Dedicated daemons at Dismal Seepage World Headquarters are yearning, spurning, cutting, pasting and tasty cake tasting what purports to be a new Thing Dismal album! An e-mail surreptitiously intercepted from noted Top-of-the-Slops music critic Rancid Terrycloth offers hints, and an occasional wince, of what we can expect from that professionally practicing leader (and occasional soundscrape twoop, beep and bleeter) Norbert Fragg has selected for the beastly band’s heartiest attempt to escape disco-blivion.

We give you, Mr. Terrycloth:
Just heard When I Say Stop, Continue, the new Dismal whizzer, and it’s a pisser. His Norbertness, when not cleaning up unblocked rabbit poosh, explained some of the tracks to me.
The disc begins with B-Bump, a rousing, rhythmic ruckus sorta like Night Boat to Cairo on downers. Norbie says it came to him during a day trip, by omibus, to Moscow on Thing Dismal’s previous Eurotour: bump, bump, fucking, bump. This is later repeated in the album’s acoustic closer, B-Boob. Not about fabbo female features, this is mostly an impressionistic, annoying agglomeration of string squeaks and New Standard Tunafish note-bending that sounds too much like Intergalactic Booger Express, itself a describing nasal penetration and desultory boogertronics witnessed on numerous transcontinental flights. Norbert calls it one more example of the act of mucous, taking one into its isolence.

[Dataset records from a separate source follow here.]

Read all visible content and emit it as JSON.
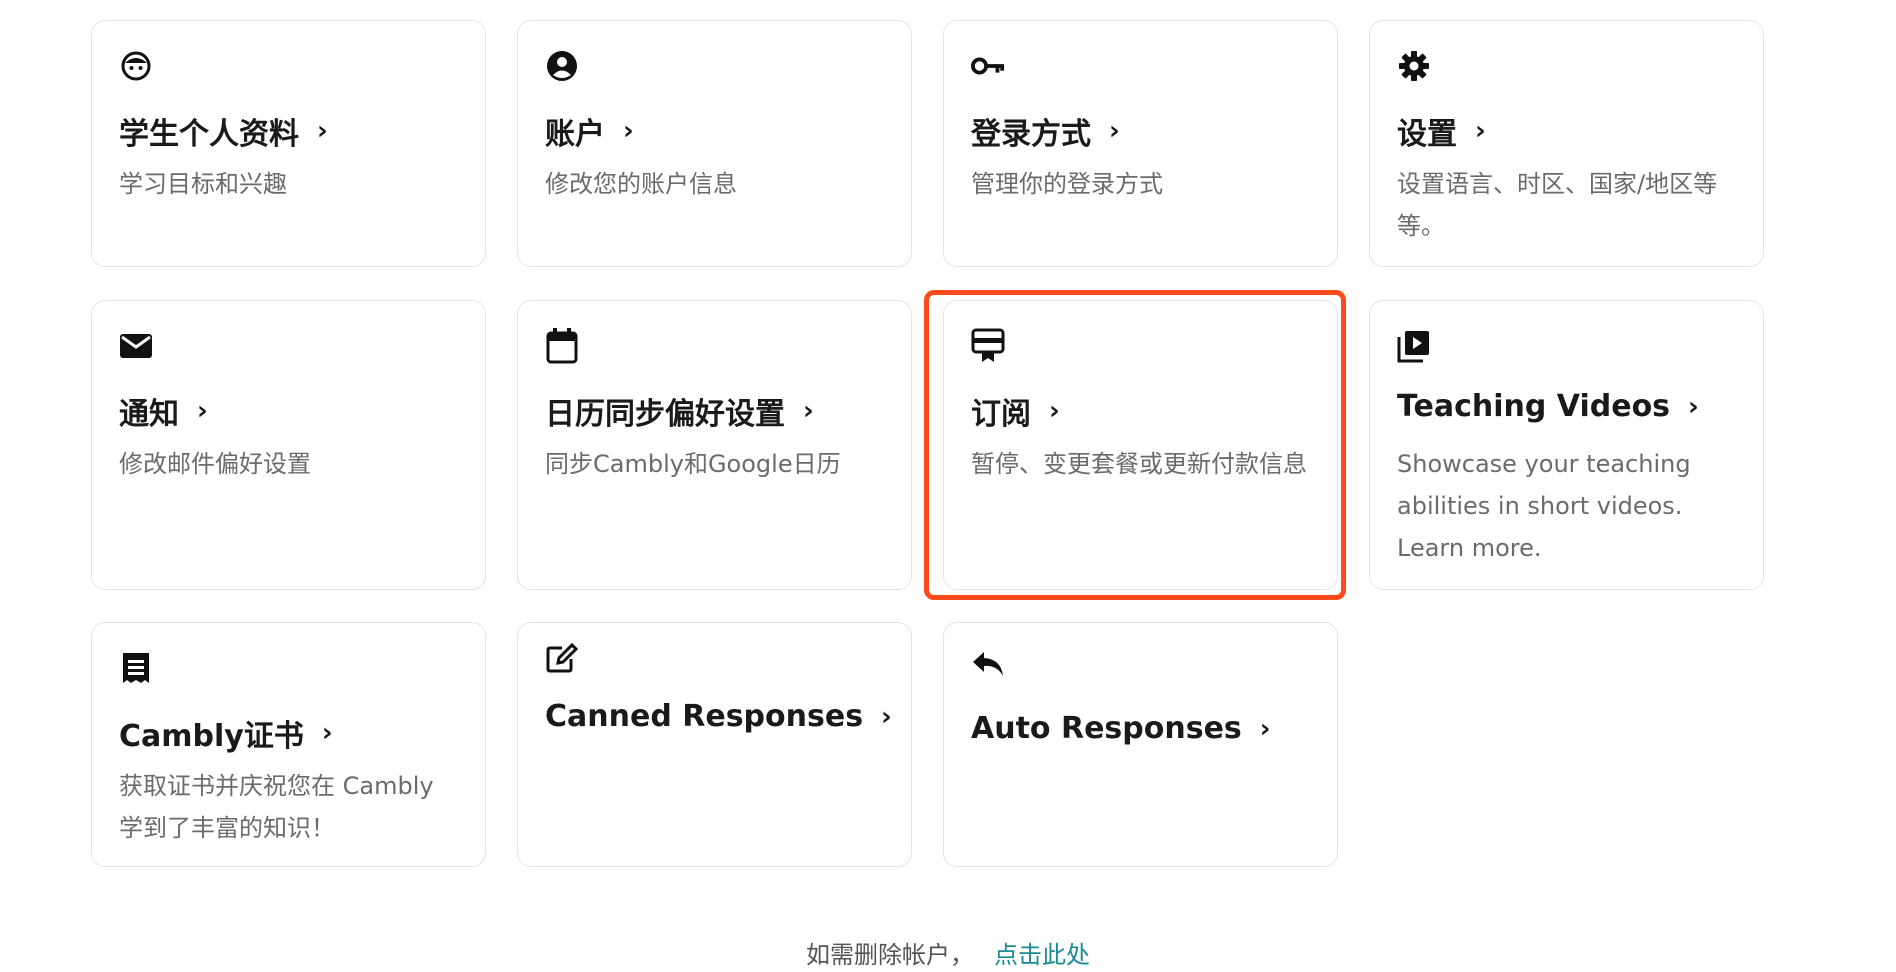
{
  "cards": [
    {
      "icon": "student-face-icon",
      "title": "学生个人资料",
      "desc": "学习目标和兴趣"
    },
    {
      "icon": "account-circle-icon",
      "title": "账户",
      "desc": "修改您的账户信息"
    },
    {
      "icon": "key-icon",
      "title": "登录方式",
      "desc": "管理你的登录方式"
    },
    {
      "icon": "gear-icon",
      "title": "设置",
      "desc": "设置语言、时区、国家/地区等等。"
    },
    {
      "icon": "envelope-icon",
      "title": "通知",
      "desc": "修改邮件偏好设置"
    },
    {
      "icon": "calendar-icon",
      "title": "日历同步偏好设置",
      "desc": "同步Cambly和Google日历"
    },
    {
      "icon": "subscription-card-icon",
      "title": "订阅",
      "desc": "暂停、变更套餐或更新付款信息"
    },
    {
      "icon": "video-library-icon",
      "title": "Teaching Videos",
      "desc": "Showcase your teaching abilities in short videos. Learn more."
    },
    {
      "icon": "certificate-icon",
      "title": "Cambly证书",
      "desc": "获取证书并庆祝您在 Cambly 学到了丰富的知识！"
    },
    {
      "icon": "edit-icon",
      "title": "Canned Responses",
      "desc": ""
    },
    {
      "icon": "reply-icon",
      "title": "Auto Responses",
      "desc": ""
    }
  ],
  "chevron": "›",
  "footer": {
    "text": "如需删除帐户，",
    "link": "点击此处"
  },
  "colors": {
    "highlight": "#ff4a1c",
    "link": "#1a8a94"
  }
}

This is followed by Dangerous Cheese; a musical stopping, and starting, referring to a moment some months back, when the interior improvement efforts of a Mr. Stilton Gorgonzola, a highly skilled joiner, halted his labors after Norbert photographed him without his permission. It seems that Mr. Gorgonzola had stated in several languages (including his native Episcopalian), that he must have an atmosphere of respectful, undocumented, freely flowing, artfully stammering hammering in which the house proud Fragg had to fork over his hard-earned pay, abandon all expectations, trust the benevolence of reconstructive surgery and otherwise permit hallway paneling to come into the world. After some discussion, during which Norbert’s camera was confiscated, the storage chip examined and found to contain images of mottled clouds, gloomy streetscapes and scenes of potentially ribald rabbitry, Mr. Gorgonzola decided to begin his work all over again.
There is an inappropriate improvisation reworked from what Norbert had offered as a free soundscrape download, Gas and Bad Breath; two Mondrian Bayou environmentally challenged Beatlesque ballads vying for single release: (Can’t Wait to Make Your) Nose Bleed and the inevitable global warming warning, Coughing Up Air. There is the by-now obligatory tip-of-the-hat to the band’s die-hard Japanese fans: Kuso O Tabero Soshite Shine; a dueling drum solo called The Power to Re-Tool, a further reworking of Inspect Before You Flush with bassist Owney Levoon doing vo-coder recitals of A.E. Household’s poem, Plautus This Be Stupid Stuff. Then we’re on to a bombastic Level Seven Eleven (which sounds to me like an instrumental inversion of Into the Garbage Can on the ancient Eruption of Spite album), and a controversial ditty with a furiously Fraggish shred and characteristic twang-dang-do from Bayou. Originally called Sometimes God Really Screws Things Up, that could be called which Norbert sadly had to re-title for American release: L-l-l-l-eisure.

And there you have it, Fraggophiles. Place your advance orders now!